Lids marched over to where Yonni was sitting, his feet propped up on the boardroom table, next to his laptop.

“You listen to me. No one here, most of all me, is judging any of you. We are giving people the entertainment they want. We are fulfilling a need. We’re not breaking any laws. So, drop the guilty act. ”

“She’s right,” Chaim conceded. “We’re using our God-given talent to create something people want. It was in Deuteronomy 8:18, where God said ‘But you shall remember the LORD your God, for it is He who is giving you power to make wealth.’ Since he gave us our talent to write, then he must want us to use it to create wealth.”

Lids slapped Chaim on the back. “You see, so it was written, so it shall be.”

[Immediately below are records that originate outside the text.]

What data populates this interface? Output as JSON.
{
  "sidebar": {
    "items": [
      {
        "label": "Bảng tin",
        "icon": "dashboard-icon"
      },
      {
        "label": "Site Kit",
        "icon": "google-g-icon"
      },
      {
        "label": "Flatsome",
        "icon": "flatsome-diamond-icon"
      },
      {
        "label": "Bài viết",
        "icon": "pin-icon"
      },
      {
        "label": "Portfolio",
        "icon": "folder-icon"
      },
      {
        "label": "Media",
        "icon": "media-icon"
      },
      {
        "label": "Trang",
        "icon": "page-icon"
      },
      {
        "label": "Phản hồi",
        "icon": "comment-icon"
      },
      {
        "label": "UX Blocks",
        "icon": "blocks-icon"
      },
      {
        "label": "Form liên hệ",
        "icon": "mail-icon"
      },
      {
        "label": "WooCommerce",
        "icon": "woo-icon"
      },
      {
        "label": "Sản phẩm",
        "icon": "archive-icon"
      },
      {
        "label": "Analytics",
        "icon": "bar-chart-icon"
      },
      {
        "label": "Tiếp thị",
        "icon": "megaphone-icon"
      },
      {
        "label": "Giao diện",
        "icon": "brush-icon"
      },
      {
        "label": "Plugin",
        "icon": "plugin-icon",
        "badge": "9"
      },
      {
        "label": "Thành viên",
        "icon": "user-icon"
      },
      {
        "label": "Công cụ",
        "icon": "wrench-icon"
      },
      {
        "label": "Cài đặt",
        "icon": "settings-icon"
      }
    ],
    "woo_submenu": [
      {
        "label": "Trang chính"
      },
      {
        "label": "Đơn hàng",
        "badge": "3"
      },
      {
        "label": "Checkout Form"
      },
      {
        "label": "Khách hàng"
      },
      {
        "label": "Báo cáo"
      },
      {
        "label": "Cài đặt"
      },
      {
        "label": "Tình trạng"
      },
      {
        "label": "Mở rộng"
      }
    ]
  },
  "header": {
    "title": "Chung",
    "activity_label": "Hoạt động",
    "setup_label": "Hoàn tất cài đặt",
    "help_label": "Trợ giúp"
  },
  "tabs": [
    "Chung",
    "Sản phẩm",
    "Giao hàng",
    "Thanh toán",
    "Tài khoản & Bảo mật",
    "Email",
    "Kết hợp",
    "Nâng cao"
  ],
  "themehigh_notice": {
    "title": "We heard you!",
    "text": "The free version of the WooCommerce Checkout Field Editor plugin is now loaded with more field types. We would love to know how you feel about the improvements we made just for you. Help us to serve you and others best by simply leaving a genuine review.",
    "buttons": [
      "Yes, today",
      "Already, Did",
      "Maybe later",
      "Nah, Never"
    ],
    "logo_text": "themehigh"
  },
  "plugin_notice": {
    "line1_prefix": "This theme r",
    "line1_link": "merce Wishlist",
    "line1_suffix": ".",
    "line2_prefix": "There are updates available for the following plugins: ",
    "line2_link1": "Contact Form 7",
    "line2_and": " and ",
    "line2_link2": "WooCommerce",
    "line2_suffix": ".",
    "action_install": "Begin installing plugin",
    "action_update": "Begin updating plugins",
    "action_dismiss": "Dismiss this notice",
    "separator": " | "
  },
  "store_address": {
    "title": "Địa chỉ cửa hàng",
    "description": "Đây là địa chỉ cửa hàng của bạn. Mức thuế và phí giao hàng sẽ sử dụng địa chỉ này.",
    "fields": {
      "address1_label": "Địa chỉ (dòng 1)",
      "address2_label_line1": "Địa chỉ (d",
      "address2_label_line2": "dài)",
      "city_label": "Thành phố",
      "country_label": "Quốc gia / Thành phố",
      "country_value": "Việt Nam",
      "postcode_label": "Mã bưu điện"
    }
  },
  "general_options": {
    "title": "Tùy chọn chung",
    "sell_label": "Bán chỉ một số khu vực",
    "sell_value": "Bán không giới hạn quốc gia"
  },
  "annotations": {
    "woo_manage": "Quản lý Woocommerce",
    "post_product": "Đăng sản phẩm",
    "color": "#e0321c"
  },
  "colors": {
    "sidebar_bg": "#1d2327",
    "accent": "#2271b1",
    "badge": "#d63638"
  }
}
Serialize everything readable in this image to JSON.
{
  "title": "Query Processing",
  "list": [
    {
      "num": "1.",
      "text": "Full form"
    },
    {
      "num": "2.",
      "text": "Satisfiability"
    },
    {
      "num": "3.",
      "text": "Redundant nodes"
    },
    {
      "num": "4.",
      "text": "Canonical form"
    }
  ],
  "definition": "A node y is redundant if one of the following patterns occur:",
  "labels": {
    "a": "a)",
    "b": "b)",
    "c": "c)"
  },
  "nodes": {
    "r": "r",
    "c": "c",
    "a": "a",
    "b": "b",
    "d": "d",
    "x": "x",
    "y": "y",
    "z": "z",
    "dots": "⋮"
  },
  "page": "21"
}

Yonni nodded his head. As he and Chaim turned to their computers to start writing, Shiri slammed hers closed. The printer whirred and sputtered out a solitary sheet of paper.

Shiri stood up. She walked over to the printer.  She picked up the document and handed it to Lids. “Done,” she announced.

Lids surveyed it. It contained the list of five titles, as requested. Lids expression conveyed a mix of surprise and delight. “Shiri, you’re a genius.”  Shiri blushed. “Boys, you could learn a thing or two from your sister.”

“So, let’s hear what the genius came up with,” Yonni demanded.

“Drumroll, please,” Shiri chirped.

“Just read the list already,” Chaim declared.

Lids cleared her throat.

The Ten Orgasms of Pesach.
A Kosher Cock in the Sukkah.
Semen Tov and Anal Tov.
Bone-Her.
The Chanukah Miracle Orgy: It Lasted 8 Crazy Nights.
The Purim Penis Party.

The room went silent. Chaim and Yonni had to pick their mouths up off the floor.

“I know you only asked for five, but I threw in a few more for good measure.”

Lids embraced Shiri, kissing her on both cheeks.

“Mark my words, boys. This is a historic moment, for we shall remember this day as the one when your sister gave birth to Hasidic Porn.”